In Australia, the people thought to be most at risk of getting COVID-19 coronavirus infections are those who have:

  • recently returned from overseas;
  • been in close contact with someone who has been diagnosed with COVID-19;
  • people with compromised immune systems (e.g. cancer);
  • people with diagnosed chronic medical conditions;
  • elderly people;
  • Aboriginal and Torres Strait Islander people, as they have higher rates of chronic illness;
  • people living in residential aged care facilities and disability group homes;
  • people in detention facilities;
  • students in boarding schools;
  • people on Cruise Ships;

What do I do if I’m worried that I’ve been infected with COVID-19?

Stay at home.

The Australian Government has developed a free online COVID-19 Symptom Checker.

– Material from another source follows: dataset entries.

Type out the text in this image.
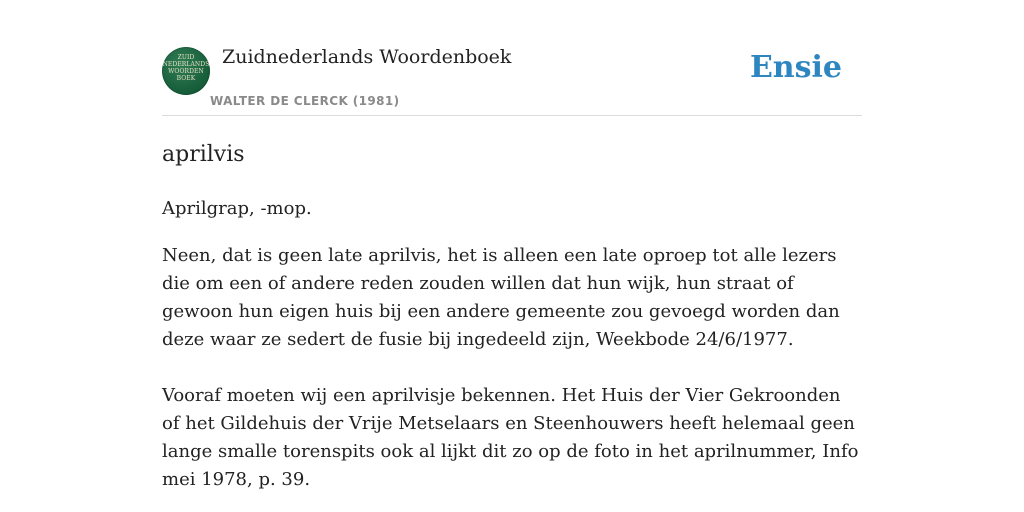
ZUID
NEDERLANDS
WOORDEN
BOEK
Zuidnederlands Woordenboek
WALTER DE CLERCK (1981)
Ensie
aprilvis

Aprilgrap, -mop.

Neen, dat is geen late aprilvis, het is alleen een late oproep tot alle lezers die om een of andere reden zouden willen dat hun wijk, hun straat of gewoon hun eigen huis bij een andere gemeente zou gevoegd worden dan deze waar ze sedert de fusie bij ingedeeld zijn, Weekbode 24/6/1977.

Vooraf moeten wij een aprilvisje bekennen. Het Huis der Vier Gekroonden of het Gildehuis der Vrije Metselaars en Steenhouwers heeft helemaal geen lange smalle torenspits ook al lijkt dit zo op de foto in het aprilnummer, Info mei 1978, p. 39.
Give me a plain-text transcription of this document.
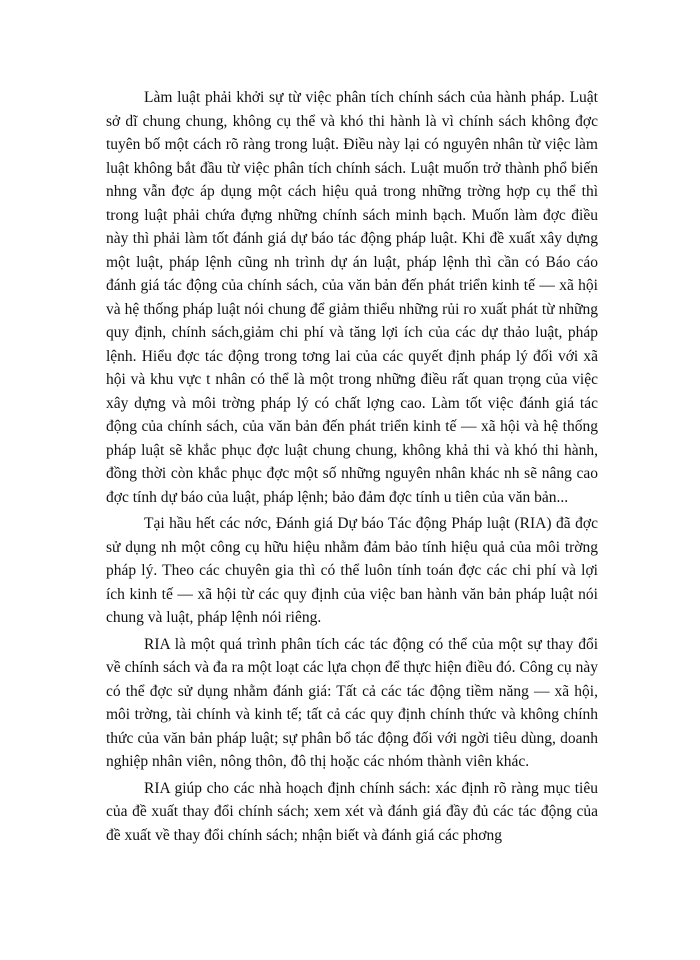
Làm luật phải khởi sự từ việc phân tích chính sách của hành pháp. Luật sở dĩ chung chung, không cụ thể và khó thi hành là vì chính sách không đợc tuyên bố một cách rõ ràng trong luật. Điều này lại có nguyên nhân từ việc làm luật không bắt đầu từ việc phân tích chính sách. Luật muốn trở thành phổ biến nhng vẫn đợc áp dụng một cách hiệu quả trong những trờng hợp cụ thể thì trong luật phải chứa đựng những chính sách minh bạch. Muốn làm đợc điều này thì phải làm tốt đánh giá dự báo tác động pháp luật. Khi đề xuất xây dựng một luật, pháp lệnh cũng nh trình dự án luật, pháp lệnh thì cần có Báo cáo đánh giá tác động của chính sách, của văn bản đến phát triển kinh tế — xã hội và hệ thống pháp luật nói chung để giảm thiểu những rủi ro xuất phát từ những quy định, chính sách,giảm chi phí và tăng lợi ích của các dự thảo luật, pháp lệnh. Hiểu đợc tác động trong tơng lai của các quyết định pháp lý đối với xã hội và khu vực t nhân có thể là một trong những điều rất quan trọng của việc xây dựng và môi trờng pháp lý có chất lợng cao. Làm tốt việc đánh giá tác động của chính sách, của văn bản đến phát triển kinh tế — xã hội và hệ thống pháp luật sẽ khắc phục đợc luật chung chung, không khả thi và khó thi hành, đồng thời còn khắc phục đợc một số những nguyên nhân khác nh sẽ nâng cao đợc tính dự báo của luật, pháp lệnh; bảo đảm đợc tính u tiên của văn bản...

Tại hầu hết các nớc, Đánh giá Dự báo Tác động Pháp luật (RIA) đã đợc sử dụng nh một công cụ hữu hiệu nhằm đảm bảo tính hiệu quả của môi trờng pháp lý. Theo các chuyên gia thì có thể luôn tính toán đợc các chi phí và lợi ích kinh tế — xã hội từ các quy định của việc ban hành văn bản pháp luật nói chung và luật, pháp lệnh nói riêng.

RIA là một quá trình phân tích các tác động có thể của một sự thay đổi về chính sách và đa ra một loạt các lựa chọn để thực hiện điều đó. Công cụ này có thể đợc sử dụng nhằm đánh giá: Tất cả các tác động tiềm năng — xã hội, môi trờng, tài chính và kinh tế; tất cả các quy định chính thức và không chính thức của văn bản pháp luật; sự phân bổ tác động đối với ngời tiêu dùng, doanh nghiệp nhân viên, nông thôn, đô thị hoặc các nhóm thành viên khác.

RIA giúp cho các nhà hoạch định chính sách: xác định rõ ràng mục tiêu của đề xuất thay đổi chính sách; xem xét và đánh giá đầy đủ các tác động của đề xuất về thay đổi chính sách; nhận biết và đánh giá các phơng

If you’re concerned, you can call the National Coronavirus Helpline on 1800 020 080 for information and advice about COVID-19. The line operates 24 hours a day, seven days a week.

If you experience a medical emergency, call 000.

Coronavirus Health Alert

As the threat level of COVID-19 is currently low in South Australia, we’re now offering face-to-face appointments. We continue to monitor the situation in other States closely.
We also observe social distancing >1.5m and limit the number of patients in our waiting room.

If you have symptoms of fever, flu, a cold, or a loss of sense of smell or taste, then a COVID-19 test is necessary. If you require help to arrange this, please book a telephone consult with a GP first, and an appropriate safe review can be arranged.

For patients with other conditions who would prefer a telephone or video consult, these appointments continue to be available.

Please be aware that a private or gap fee may be incurred for telephone or video consults from 1st October 2020.

Medicare GP telehealth items are restricted to circumstances where a patient has an existing relationship with a general practice (i.e. the patient has visited a GP in the practice face-to-face in the last 12 months), other than for children aged under 12 months or patients who are homeless.

Please be assured that our clinic is COVID-19 safe, and we remain prepared to transition back to telephone triage of all consults should COVID-19 threat levels increase.